Presto/Trino Recommendations

Pepperdata recommendations for Presto/Trino queries are generated by the Query Profiler, which you must enable for Presto/Trino monitoring when you configure Query Spotlight. The Presto tile in the Recommendations section of the Pepperdata dashboard shows how many recommendations were made during the last 24 hours, along with their severity levels.

Query Spotlight support for Presto/Trino queries is in Technical Preview, and we welcome your feedback.
Supervisor v6.5.24 or later is required to receive recommendations for Presto/Trino queries.

Recommendations information is shown in several places in the Pepperdata dashboard:

  • To see a table of all the Presto/Trino queries that received recommendations at a given severity level, click the linked severity text in the Presto tile.

  • To see the recommendations’ severity levels for all recently run queries, show the Queries Overview page by using the left-nav menu to select Query Spotlight > Queries.

  • To view the Query Profiler report, click the title of the Presto tile, or use the left-nav menu to select Query Spotlight > Query Profiler.

The table describes the Pepperdata recommendations for Presto/Trino queries: each recommendation’s name, its type (general guidance or specific tuning values to change), what triggered the recommendation (the cause), the text of the actual recommendation, and notes that provide additional information.

Because Pepperdata is continually improving the recommendations as more and more applications and queries are profiled, the name, cause, and/or recommendation text might be slightly different from what’s shown in this documentation.

For details about how the recommendations appear in an application’s detail page, see Recommendations Tab.
Presto/Trino Recommendations
Name Type Cause Recommendation Notes
Guidance Tuning

Too large a result set from Presto Cross join

The result set of the query’s Cross join is greater than or equal to <N>.

Rewrite the query to add join conditions and eliminate Cross joins.

Cross join of large tables can be resource-intensive.

Too many joins and too much data processed by joins

The query has more than 5 join operations.
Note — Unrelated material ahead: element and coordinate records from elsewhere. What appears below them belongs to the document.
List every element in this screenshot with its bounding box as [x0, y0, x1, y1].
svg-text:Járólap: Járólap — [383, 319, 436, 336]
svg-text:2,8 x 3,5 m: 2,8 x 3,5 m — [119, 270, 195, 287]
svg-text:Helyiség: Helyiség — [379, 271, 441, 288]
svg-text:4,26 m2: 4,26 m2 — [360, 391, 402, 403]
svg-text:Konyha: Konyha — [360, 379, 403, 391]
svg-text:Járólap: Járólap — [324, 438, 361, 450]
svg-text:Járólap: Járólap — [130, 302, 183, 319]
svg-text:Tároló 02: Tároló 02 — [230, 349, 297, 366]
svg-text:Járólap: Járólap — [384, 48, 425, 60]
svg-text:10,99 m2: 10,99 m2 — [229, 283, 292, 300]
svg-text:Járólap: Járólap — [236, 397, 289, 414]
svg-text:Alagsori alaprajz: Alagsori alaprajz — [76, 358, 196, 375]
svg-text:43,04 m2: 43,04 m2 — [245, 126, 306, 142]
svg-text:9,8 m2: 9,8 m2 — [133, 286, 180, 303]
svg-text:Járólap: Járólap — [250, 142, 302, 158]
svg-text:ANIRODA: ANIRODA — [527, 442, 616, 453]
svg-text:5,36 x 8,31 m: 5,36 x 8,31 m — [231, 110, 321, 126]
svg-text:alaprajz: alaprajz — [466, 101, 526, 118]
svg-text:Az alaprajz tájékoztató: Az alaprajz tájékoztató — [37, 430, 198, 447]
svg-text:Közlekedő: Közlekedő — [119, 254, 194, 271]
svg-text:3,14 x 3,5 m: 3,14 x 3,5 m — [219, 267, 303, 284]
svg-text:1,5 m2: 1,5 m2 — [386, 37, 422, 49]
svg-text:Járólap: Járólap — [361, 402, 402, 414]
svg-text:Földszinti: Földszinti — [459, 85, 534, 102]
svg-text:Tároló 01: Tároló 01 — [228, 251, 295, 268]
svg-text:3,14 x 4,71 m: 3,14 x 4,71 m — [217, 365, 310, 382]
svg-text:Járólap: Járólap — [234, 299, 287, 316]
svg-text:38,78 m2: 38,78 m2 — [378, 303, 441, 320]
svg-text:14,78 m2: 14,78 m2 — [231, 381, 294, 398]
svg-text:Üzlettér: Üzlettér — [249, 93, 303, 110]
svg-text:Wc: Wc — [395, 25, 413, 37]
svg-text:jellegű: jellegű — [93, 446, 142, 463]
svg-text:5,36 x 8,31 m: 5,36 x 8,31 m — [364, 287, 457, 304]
The data processed by the join operations exceeds <N SIZE>.

Denormalize tables to reduce or eliminate the need for joins.

A lot of joins that process a lot of data can be resource-intensive.
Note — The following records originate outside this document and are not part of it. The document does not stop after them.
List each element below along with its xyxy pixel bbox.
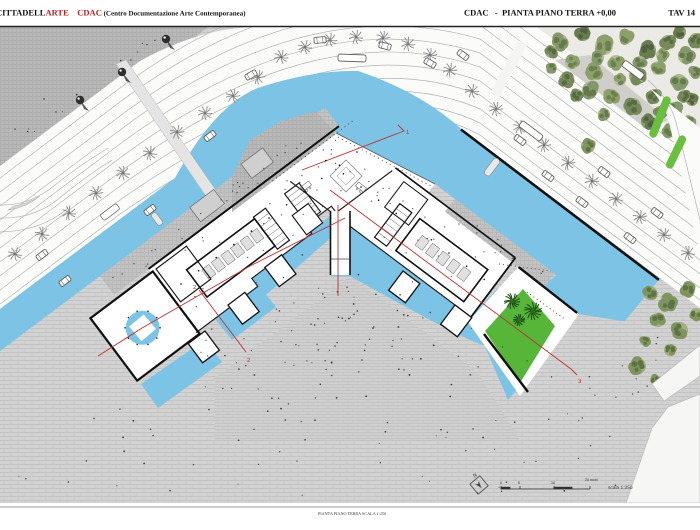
svg-text:5: 5 [518,481,520,485]
svg-text:CITTADELLARTE CDAC (Centro: CITTADELLARTE CDAC (Centro Documentazion… [0,8,246,18]
svg-text:10: 10 [551,481,555,485]
svg-text:scala 1:250: scala 1:250 [608,485,633,491]
svg-text:CDAC - PIANTA PIANO TERRA +: CDAC - PIANTA PIANO TERRA +0,00 [464,8,616,18]
svg-text:0: 0 [500,481,502,485]
svg-text:TAV 14: TAV 14 [668,8,695,18]
svg-text:20 metri: 20 metri [585,478,598,482]
svg-text:PIANTA PIANO TERRA SCALA 1:250: PIANTA PIANO TERRA SCALA 1:250 [318,511,386,516]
Query missing LIMIT clause

ORDER BY is used without a LIMIT clause.

ORDER BY clause returns results of a query in sort order. This could cause memory pressure on the worker that is sorting the results, which could result in long execution times or failed queries.

Sorting a large data set can be resource intensive.

Query selecting all columns

All columns are selected in the query.

When running queries, limit the final SELECT statement to only the required columns (not all columns). Trimming the number of columns reduces the data that needs to be processed through the query execution pipeline. This especially helps when querying tables that have a lot of columns that are string-based, and when performing multiple joins or aggregations.

Selecting all columns can be resource-intensive.

Hive tables missing statistics

The following tables are missing relevant table and/or column statistics: <table1>, <table2>.

Run compute stats on the following tables: <table1>, <table2>.

Hive query planner uses table and column statistics to generate effective plans. Missing statistics can result in inaccurate plans and poor query performance.